Cette transformation redéfinit la structure même du demos. Les systèmes d’IA déterminent qui parle, qui est entendu et ce qui peut être su. Ils façonnent l’environnement épistémique et affectif dans lequel émerge l’action politique.
Avant qu’un citoyen ne puisse agir, le champ d’action possible a déjà été filtré par des algorithmes. C’est ce qui rend le défi si urgent : le sujet démocratique est redéfini depuis la base, par des infrastructures qui n’ont jamais été conçues pour soutenir l’autogouvernement.
L’essor du règne de la technologie
La théorie démocratique traditionnelle repose sur l’idée que les règles peuvent être contestées, interprétées et modifiées par ceux qu’elles gouvernent. Mais les modèles d’apprentissage automatique ne sont pas interprétables de cette manière. Leur logique est probabiliste, leurs boucles de rétroaction sont obscures, et leurs critères d’optimisation sont invisibles pour la plupart des utilisateurs.
Les systèmes d’IA ne façonnent pas seulement nos outils de gouvernance ; ils redéfinissent les attentes mêmes de la gouvernance.

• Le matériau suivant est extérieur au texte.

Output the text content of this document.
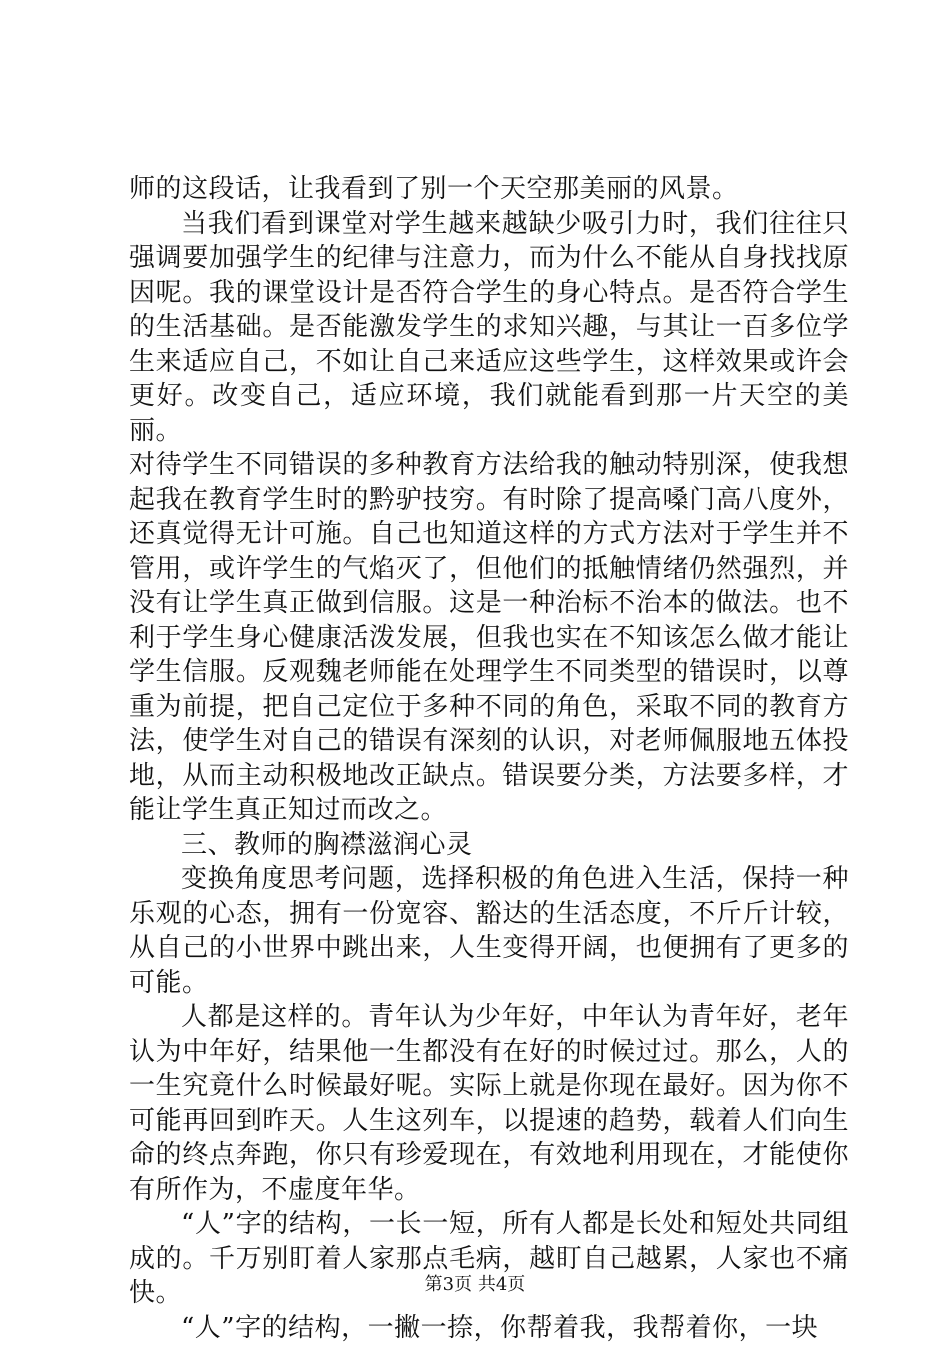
师的这段话，让我看到了别一个天空那美丽的风景。

当我们看到课堂对学生越来越缺少吸引力时，我们往往只强调要加强学生的纪律与注意力，而为什么不能从自身找找原因呢。我的课堂设计是否符合学生的身心特点。是否符合学生的生活基础。是否能激发学生的求知兴趣，与其让一百多位学生来适应自己，不如让自己来适应这些学生，这样效果或许会更好。改变自己，适应环境，我们就能看到那一片天空的美丽。

对待学生不同错误的多种教育方法给我的触动特别深，使我想起我在教育学生时的黔驴技穷。有时除了提高嗓门高八度外，还真觉得无计可施。自己也知道这样的方式方法对于学生并不管用，或许学生的气焰灭了，但他们的抵触情绪仍然强烈，并没有让学生真正做到信服。这是一种治标不治本的做法。也不利于学生身心健康活泼发展，但我也实在不知该怎么做才能让学生信服。反观魏老师能在处理学生不同类型的错误时，以尊重为前提，把自己定位于多种不同的角色，采取不同的教育方法，使学生对自己的错误有深刻的认识，对老师佩服地五体投地，从而主动积极地改正缺点。错误要分类，方法要多样，才能让学生真正知过而改之。

三、教师的胸襟滋润心灵

变换角度思考问题，选择积极的角色进入生活，保持一种乐观的心态，拥有一份宽容、豁达的生活态度，不斤斤计较，从自己的小世界中跳出来，人生变得开阔，也便拥有了更多的可能。

人都是这样的。青年认为少年好，中年认为青年好，老年认为中年好，结果他一生都没有在好的时候过过。那么，人的一生究竟什么时候最好呢。实际上就是你现在最好。因为你不可能再回到昨天。人生这列车，以提速的趋势，载着人们向生命的终点奔跑，你只有珍爱现在，有效地利用现在，才能使你有所作为，不虚度年华。

“人”字的结构，一长一短，所有人都是长处和短处共同组成的。千万别盯着人家那点毛病，越盯自己越累，人家也不痛快。

“人”字的结构，一撇一捺，你帮着我，我帮着你，一块

第3页 共4页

Cela engendre ce que De Gregorio appelle une nouvelle forme de pouvoir normatif—non pas coercitif, mais architectural. Il structure les comportements sans recourir à la justification. Le danger ne réside pas uniquement dans l’autoritarisme, mais dans une réingénierie silencieuse de la sphère publique à travers des systèmes techniques qui revendiquent la neutralité tout en imposant des normes.

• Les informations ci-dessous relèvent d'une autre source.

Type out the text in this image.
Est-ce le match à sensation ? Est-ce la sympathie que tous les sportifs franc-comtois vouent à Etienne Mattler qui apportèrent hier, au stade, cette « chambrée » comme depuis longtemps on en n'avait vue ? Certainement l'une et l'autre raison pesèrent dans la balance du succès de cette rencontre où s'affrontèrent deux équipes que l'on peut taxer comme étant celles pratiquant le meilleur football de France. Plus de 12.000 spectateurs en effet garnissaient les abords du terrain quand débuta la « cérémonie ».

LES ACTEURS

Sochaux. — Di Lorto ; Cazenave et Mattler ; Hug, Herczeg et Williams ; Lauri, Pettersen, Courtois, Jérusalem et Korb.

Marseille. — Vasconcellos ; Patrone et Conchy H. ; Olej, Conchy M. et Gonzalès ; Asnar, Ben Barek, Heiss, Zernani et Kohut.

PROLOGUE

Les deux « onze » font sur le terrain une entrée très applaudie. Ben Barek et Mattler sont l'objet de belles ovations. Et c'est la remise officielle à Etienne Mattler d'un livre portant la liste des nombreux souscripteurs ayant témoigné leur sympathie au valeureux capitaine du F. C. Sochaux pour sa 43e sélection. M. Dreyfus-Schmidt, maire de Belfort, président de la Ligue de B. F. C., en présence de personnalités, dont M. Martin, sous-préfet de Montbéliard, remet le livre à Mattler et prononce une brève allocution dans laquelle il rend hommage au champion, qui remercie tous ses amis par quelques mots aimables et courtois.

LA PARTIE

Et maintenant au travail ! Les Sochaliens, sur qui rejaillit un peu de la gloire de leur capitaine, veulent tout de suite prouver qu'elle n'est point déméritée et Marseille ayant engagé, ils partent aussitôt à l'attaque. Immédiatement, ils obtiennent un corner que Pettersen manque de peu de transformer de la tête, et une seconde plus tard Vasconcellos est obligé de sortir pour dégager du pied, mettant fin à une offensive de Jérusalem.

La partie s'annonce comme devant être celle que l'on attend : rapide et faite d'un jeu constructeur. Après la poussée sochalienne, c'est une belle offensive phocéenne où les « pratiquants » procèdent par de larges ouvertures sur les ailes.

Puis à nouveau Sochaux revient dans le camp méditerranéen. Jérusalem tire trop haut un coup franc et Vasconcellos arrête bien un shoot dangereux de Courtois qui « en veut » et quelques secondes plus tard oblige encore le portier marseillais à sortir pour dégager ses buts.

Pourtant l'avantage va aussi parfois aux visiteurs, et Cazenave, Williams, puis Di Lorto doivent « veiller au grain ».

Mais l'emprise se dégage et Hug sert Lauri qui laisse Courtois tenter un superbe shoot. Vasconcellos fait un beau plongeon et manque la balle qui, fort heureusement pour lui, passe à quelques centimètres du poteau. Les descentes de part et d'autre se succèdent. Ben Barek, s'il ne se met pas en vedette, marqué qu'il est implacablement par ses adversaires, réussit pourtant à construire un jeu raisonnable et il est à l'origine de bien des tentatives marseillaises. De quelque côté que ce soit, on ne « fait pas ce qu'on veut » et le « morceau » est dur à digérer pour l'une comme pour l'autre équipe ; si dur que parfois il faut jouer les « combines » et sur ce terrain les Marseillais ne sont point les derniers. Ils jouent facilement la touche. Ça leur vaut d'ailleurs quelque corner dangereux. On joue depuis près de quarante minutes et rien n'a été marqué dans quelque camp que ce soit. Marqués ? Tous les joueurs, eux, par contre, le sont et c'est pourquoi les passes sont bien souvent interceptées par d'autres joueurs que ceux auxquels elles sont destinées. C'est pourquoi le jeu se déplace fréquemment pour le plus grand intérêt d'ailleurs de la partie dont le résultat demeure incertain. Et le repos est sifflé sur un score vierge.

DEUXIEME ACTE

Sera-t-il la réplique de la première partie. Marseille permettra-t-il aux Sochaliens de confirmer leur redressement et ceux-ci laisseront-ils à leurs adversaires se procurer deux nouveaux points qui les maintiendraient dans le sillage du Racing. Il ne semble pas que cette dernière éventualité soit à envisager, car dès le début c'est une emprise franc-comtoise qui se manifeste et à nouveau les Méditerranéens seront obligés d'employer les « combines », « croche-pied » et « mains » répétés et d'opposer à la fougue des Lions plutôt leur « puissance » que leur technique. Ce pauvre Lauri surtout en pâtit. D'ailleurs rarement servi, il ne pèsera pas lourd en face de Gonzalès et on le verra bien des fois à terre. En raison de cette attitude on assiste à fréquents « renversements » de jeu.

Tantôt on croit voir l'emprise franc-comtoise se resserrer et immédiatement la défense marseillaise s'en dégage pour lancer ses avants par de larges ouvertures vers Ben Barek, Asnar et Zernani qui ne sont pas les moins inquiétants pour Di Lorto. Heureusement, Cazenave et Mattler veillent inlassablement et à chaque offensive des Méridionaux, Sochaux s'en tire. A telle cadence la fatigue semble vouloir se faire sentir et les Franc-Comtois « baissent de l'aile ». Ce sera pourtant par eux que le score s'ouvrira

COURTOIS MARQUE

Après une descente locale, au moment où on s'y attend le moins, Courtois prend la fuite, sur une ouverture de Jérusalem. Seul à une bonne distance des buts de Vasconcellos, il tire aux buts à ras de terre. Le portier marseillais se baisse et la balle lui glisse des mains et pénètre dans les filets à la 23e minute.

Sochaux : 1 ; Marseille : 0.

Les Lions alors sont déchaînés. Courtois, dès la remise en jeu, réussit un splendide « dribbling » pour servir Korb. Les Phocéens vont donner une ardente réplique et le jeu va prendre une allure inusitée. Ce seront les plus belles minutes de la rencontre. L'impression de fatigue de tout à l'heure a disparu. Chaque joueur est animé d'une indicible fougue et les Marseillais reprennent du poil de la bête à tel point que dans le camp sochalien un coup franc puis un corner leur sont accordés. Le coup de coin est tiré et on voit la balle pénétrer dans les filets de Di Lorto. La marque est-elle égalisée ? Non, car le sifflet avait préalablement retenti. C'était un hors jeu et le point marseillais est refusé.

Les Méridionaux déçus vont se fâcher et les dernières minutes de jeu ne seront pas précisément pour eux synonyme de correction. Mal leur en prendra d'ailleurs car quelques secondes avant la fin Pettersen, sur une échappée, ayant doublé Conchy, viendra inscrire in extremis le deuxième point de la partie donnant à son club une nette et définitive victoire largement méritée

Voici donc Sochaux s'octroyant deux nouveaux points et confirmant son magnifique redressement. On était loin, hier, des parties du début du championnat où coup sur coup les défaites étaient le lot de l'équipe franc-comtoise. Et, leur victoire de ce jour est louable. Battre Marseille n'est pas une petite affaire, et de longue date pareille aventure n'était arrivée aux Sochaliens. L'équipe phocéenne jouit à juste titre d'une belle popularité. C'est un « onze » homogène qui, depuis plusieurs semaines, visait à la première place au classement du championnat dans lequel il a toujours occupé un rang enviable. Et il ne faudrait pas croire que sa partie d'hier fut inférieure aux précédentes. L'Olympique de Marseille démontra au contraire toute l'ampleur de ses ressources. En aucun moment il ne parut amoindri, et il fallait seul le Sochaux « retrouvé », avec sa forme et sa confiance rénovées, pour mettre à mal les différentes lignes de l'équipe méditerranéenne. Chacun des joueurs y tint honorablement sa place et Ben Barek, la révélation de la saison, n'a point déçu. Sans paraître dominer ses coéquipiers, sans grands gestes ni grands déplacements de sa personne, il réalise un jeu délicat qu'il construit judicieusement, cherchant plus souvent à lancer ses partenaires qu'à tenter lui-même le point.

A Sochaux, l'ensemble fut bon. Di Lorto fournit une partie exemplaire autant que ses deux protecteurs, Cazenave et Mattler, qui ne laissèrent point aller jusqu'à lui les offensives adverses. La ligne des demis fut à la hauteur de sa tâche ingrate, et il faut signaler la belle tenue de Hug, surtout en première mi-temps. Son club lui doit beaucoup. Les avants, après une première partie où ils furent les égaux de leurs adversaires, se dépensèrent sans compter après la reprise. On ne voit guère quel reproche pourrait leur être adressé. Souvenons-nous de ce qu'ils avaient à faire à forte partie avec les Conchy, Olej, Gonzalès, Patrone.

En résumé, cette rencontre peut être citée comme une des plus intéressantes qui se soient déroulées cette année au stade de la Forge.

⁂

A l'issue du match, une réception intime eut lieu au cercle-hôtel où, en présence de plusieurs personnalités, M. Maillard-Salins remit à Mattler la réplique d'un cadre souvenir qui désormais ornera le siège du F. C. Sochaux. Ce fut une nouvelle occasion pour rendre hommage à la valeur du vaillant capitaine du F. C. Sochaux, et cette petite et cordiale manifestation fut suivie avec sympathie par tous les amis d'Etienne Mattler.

Lorsque ce pouvoir croise des inégalités sociales préexistantes, ses effets sont amplifiés. Comme le documente Spencer Overton dans Overcoming Racial Harms to Democracy, les systèmes algorithmiques peuvent reproduire et intensifier les biais raciaux, sapant ainsi la promesse même d’une citoyenneté égalitaire. Et comme ces systèmes opèrent à grande échelle, leur impact est à la fois massif et difficile à contester.
Une IA démocratique est-elle possible ?
Certains chercheurs plaident pour le développement de systèmes d’IA démocratiques : transparents, responsables et participatifs.
Mais même les cadres de gouvernance les mieux intentionnés manquent souvent de mécanismes contraignants.
Les codes volontaires et les lignes directrices éthiques affrontent rarement les asymétries structurelles entre le pouvoir technologique privé et la supervision publique.
Le défi ne consiste pas seulement à rendre l’IA plus équitable, mais à rendre sa normativité contestable.
Cela implique de concevoir des systèmes qui ne se contentent pas de produire des décisions, mais qui rendent visibles les valeurs qu’ils incarnent. Cela signifie intégrer les droits non seulement dans les textes juridiques, mais aussi dans les architectures techniques. Cela pourrait même nécessiter de repenser le constitutionnalisme lui-même.
Si l’IA doit être démocratisée, la communauté politique doit reprendre le contrôle des infrastructures qui structurent la vie publique. Sinon, les valeurs démocratiques risquent d’être simulées plutôt que mises en œuvre.
Conclusion : La lutte pour la souveraineté normative
Les systèmes d’IA ne façonnent pas seulement nos outils de gouvernance ; ils redéfinissent les attentes mêmes de la gouvernance.
À mesure que leur influence s’accroît, ils redéfinissent ce qui est considéré comme une participation légitime, un débat rationnel, ainsi que les formes de dissidence visibles ou réduites au silence.
Cette redéfinition a lieu en dehors du champ de la contestation publique, sans cadre constitutionnel ni délibération démocratique.
Ainsi, la montée en puissance de l’IA introduit une nouvelle forme de souveraineté : technique, infrastructurelle, et déconnectée des principes mêmes de l’autogouvernement collectif.
La résilience de la démocratie dans ce contexte repose sur notre capacité à reconnaître la nature politique de l’influence normative de l’IA et à mettre en place des mécanismes institutionnels capables de la contester, de la limiter et de la réorienter.
Ce qui est en jeu, c’est l’autorité de déterminer comment les systèmes d’IA doivent fonctionner—et selon quels cadres normatifs.